“Hey, did you know Eugene Peebles?” I ask on impulse.
At the sound of Eugene’s name, he glances back with a bemused expression behind his reading glasses. “You know Principal Peebles?”
“I do,” I say. “He’s a close, personal friend of mine.” He clearly thinks I’m BSing him, so I add, “I had tea with him just this morning.”
He glances around, then adjusts his glasses before asking in an undertone, “Is it true that he’s working at that crappy brewery with all the nautical décor?”
“I love Big Catch,” I say frostily.
“Yeah, sorry.” He hesitates, his feet planting on the linoleum, and makes a scrunched-up face. “I mean…you know…I’m glad he landed on both feet after the nervous breakdown.”
“Excuse me?”
“I’ve said too much.” He starts walking again abruptly. “Principal Peebles is a great guy. Very…uh…organized.”
“What nervous breakdown, exactly?”
“Oh, man, there have been multiple?” He glances in both directions, but no small children or wandering teachers are there to distract him.
“Which time are you referring to?”
He does his glance-around move again, then whispers, “I’m talking about when he drank all that hard seltzer and drove the groundskeeper’s golf cart around the school to correct spelling mistakes on all the posters with a Sharpie. You know, they had to have the vending machine professionally serviced after he crashed into it. 5B wouldn’t work, and everyone knows the flaming hot Cheetos are the best.”
Oh, Eugene.
My heart melts for that hot mess of a man, and I double down on my determination to help him get his shit together.
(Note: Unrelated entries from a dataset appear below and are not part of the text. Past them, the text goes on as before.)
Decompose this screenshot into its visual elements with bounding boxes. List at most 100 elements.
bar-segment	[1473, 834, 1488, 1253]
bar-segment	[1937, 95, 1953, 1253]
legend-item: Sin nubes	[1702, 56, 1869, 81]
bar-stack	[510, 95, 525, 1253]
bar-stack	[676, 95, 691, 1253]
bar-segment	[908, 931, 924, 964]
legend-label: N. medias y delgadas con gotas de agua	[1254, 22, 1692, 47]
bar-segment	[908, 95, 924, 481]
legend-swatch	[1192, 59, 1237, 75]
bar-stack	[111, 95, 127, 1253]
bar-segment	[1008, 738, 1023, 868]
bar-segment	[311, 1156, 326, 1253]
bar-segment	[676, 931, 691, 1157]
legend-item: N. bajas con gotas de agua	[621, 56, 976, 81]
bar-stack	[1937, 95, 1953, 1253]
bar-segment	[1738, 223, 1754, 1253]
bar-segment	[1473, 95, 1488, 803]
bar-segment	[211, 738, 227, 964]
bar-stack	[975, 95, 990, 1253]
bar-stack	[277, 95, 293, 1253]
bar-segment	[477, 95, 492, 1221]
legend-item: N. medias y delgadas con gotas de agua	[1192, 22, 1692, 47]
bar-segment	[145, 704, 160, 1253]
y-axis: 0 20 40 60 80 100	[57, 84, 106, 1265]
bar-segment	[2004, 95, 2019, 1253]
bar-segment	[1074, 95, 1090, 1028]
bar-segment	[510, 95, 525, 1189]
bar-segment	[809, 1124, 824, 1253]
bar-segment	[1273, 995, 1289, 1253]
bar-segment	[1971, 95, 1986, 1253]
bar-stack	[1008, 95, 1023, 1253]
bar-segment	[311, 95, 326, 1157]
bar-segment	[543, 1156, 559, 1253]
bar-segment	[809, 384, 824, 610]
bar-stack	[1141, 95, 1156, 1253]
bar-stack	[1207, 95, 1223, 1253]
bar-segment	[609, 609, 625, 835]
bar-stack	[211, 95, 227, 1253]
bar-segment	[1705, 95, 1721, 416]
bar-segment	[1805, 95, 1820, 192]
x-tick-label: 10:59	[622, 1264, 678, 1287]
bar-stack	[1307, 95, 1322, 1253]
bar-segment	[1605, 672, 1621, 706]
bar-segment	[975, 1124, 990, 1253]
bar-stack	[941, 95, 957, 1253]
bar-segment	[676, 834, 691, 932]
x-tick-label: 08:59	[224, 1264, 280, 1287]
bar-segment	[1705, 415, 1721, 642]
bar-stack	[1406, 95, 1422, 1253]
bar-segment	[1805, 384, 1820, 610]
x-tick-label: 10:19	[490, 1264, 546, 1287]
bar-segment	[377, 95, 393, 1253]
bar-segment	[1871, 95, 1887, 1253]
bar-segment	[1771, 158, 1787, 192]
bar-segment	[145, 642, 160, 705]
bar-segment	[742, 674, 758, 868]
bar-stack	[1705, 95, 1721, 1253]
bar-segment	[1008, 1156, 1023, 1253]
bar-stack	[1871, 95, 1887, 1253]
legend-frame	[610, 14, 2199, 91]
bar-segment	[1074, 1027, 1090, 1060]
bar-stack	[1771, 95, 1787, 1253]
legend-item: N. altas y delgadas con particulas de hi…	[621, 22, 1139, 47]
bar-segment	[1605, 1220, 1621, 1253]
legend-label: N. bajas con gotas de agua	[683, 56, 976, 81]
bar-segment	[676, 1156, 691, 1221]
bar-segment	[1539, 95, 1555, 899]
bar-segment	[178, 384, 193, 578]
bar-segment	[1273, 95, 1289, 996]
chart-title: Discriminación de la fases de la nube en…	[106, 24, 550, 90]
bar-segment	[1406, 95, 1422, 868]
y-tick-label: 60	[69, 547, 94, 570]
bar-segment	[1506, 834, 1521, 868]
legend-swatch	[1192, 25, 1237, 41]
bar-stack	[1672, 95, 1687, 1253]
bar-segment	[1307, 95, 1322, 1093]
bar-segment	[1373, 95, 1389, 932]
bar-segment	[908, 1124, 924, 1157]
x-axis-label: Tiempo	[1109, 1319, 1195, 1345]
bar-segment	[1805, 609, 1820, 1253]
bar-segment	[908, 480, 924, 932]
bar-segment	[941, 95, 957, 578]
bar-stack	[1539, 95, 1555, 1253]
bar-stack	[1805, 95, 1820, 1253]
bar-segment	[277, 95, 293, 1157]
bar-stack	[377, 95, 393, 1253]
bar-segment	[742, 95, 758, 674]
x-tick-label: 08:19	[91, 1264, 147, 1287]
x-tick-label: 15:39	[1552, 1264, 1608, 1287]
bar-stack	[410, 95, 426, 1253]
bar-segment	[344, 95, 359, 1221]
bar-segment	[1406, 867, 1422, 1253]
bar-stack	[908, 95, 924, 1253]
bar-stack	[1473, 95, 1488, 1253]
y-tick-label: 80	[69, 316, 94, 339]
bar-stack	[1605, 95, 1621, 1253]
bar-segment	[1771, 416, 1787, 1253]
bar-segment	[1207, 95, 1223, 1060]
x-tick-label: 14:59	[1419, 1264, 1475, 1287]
The teacher doesn’t say anything else to me before we reach the classroom, and he raps twice on the door.
“Come in,” a woman says in a voice that drips with dissatisfaction and reminds me of three-fourths of my own grade school teachers.
To be fair, it sounds like both of my guys have given her the runaround today.
I open the door and see Ollie sitting at one of the front desks, one hand pressed to his head.
“Are you okay?” I ask, bounding forward, my heart racing. “Did someone hit you?”
“Now, now, it was nothing like that…”
I shoot Mrs. Applebaum a hostile glare, because it sure as hell seems like it was something like that. She’s an older woman with iron-colored hair coiled into a bun at the base of her neck and blue eyes so light they look like ice behind rectangle-rimmed glasses, with a chain dangling from them that’s surprisingly rainbow-colored.
Ollie has tears in his eyes, a rarity for him, and he buries his face into my dress.
“What happened, Ollie?” I ask, wrapping an arm around him.
Mrs. Applebaum begins, “One of the boys?—”
“I askedhim,” I snap.
“Mickey put gum in my hair,” he says into my chest.
“Why did he even have gum at school?” I ask, glaring at Mrs. Applebaum again.
“For the same reason he had a donut this morning,” she retorts. “Parents see fit to send in whatever they wish without any regard for how it affects the learning environment.”
Well, she and Eugene certainly have similar world views.
“We’ll take care of it, Ollie,” I say, rubbing his little back. “But why don’t you go wait in the hallway for a minute so I can have a nice, cozy chat with your teacher.”